Cuando Tukana hubo superado la impresión del despegue, se volvió hacia Hélene.

—Lo siento —dijo la embajadora—. Creo que antes no he estado a la altura de sus expectativas.

Hélene frunció el ceño.

—Bueno, digamos que los humanos de aquí esperamos un poco más de pompa y circunstancia.

El traductor de Tukana pitó dos veces.

—Ya sabe —dijo Hélene—, un poco más de ceremonia, algunas palabras amables más.

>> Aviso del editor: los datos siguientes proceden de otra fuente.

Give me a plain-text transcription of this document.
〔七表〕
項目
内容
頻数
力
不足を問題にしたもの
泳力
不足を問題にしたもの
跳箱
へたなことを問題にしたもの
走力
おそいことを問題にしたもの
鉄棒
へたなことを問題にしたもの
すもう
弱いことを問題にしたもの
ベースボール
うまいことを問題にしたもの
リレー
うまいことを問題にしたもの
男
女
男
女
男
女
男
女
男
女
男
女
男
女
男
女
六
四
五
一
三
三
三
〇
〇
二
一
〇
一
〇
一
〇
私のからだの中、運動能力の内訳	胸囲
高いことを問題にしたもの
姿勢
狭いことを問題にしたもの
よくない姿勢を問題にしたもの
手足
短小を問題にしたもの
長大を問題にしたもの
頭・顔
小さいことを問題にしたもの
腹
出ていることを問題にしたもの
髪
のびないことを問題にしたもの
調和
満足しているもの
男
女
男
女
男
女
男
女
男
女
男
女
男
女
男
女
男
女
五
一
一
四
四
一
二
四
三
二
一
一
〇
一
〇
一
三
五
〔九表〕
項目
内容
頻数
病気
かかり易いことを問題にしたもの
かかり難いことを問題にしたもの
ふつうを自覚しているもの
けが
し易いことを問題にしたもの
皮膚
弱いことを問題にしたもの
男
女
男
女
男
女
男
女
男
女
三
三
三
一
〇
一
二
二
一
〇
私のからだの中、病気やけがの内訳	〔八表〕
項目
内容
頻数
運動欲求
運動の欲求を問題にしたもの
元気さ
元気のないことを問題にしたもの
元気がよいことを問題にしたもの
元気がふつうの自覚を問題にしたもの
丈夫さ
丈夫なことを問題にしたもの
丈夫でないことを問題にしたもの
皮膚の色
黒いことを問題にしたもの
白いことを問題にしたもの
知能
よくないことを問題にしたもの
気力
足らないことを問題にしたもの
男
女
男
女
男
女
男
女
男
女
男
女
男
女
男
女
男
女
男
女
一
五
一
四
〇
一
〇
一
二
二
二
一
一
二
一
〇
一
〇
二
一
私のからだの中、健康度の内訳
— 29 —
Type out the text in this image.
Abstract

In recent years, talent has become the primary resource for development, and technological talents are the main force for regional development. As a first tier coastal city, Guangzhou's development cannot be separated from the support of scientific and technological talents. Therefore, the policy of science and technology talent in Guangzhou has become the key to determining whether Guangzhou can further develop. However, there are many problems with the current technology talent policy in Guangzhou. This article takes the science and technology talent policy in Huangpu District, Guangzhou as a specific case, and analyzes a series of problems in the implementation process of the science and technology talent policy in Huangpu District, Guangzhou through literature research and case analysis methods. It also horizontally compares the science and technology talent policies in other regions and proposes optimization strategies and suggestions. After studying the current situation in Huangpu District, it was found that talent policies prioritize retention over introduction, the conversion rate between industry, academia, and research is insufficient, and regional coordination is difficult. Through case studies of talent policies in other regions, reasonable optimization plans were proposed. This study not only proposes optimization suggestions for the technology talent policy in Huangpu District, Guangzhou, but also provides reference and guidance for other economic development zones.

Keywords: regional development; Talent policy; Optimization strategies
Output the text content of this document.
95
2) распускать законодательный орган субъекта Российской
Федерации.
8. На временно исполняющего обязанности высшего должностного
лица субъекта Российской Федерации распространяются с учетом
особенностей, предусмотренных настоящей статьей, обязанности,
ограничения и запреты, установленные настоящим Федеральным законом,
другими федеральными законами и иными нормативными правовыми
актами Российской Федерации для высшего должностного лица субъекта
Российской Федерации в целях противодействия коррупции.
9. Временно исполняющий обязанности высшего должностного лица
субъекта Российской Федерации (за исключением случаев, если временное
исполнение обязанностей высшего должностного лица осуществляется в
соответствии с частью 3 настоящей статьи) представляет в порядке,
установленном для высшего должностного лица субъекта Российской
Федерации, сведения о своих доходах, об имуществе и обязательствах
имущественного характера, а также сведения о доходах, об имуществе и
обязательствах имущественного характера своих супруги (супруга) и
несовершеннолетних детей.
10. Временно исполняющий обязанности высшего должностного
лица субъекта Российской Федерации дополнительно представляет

—Pero dijo que nada de sustancia.

Hélene sonrió.

—Exactamente. El primer ministro es bastante campechano: no tendrá ningún problema con él esta noche. Pero mañana se dirigirá a la Asamblea General de las Naciones Unidas, y esperarán que hable durante algún tiempo.

Hizo una pausa.

—Perdóneme, pero creí que era usted diplomática de carrera.

—Lo soy —dijo Tukana, a la defensiva—. He pasado tiempo en Evnoy y Ranillass y Nalkanu, representando los intereses de Saldak. Pero nosotros intentamos llegar al meollo lo más rápidamente posible en esas discusiones.

—¿No les preocupa ofender a nadie siendo bruscos?

—Por eso los embajadores viajamos a esos lugares en vez de negociar por medio de telecomunicaciones. Nos permite oler las feromonas de aquellos con quienes hablamos, y a ellos oler las nuestras.

—¿Funciona eso cuando se dirige a un grupo grande?

—Oh, sí. He mantenido negociaciones con diez personas e incluso once a la vez.

Hélene se quedó boquiabierta.

—Mañana hablará ante mil ochocientas personas. ¿Podrá detectar si está ofendiendo a alguien en un grupo tan grande?

—No, a menos que el individuo ofendido sea el que está más cerca de mí.

—Entonces, si no le importa, me gustaría darle unos cuantos consejos.

Tukana asintió.

—Como creo que dicen ustedes, soy toda oídos.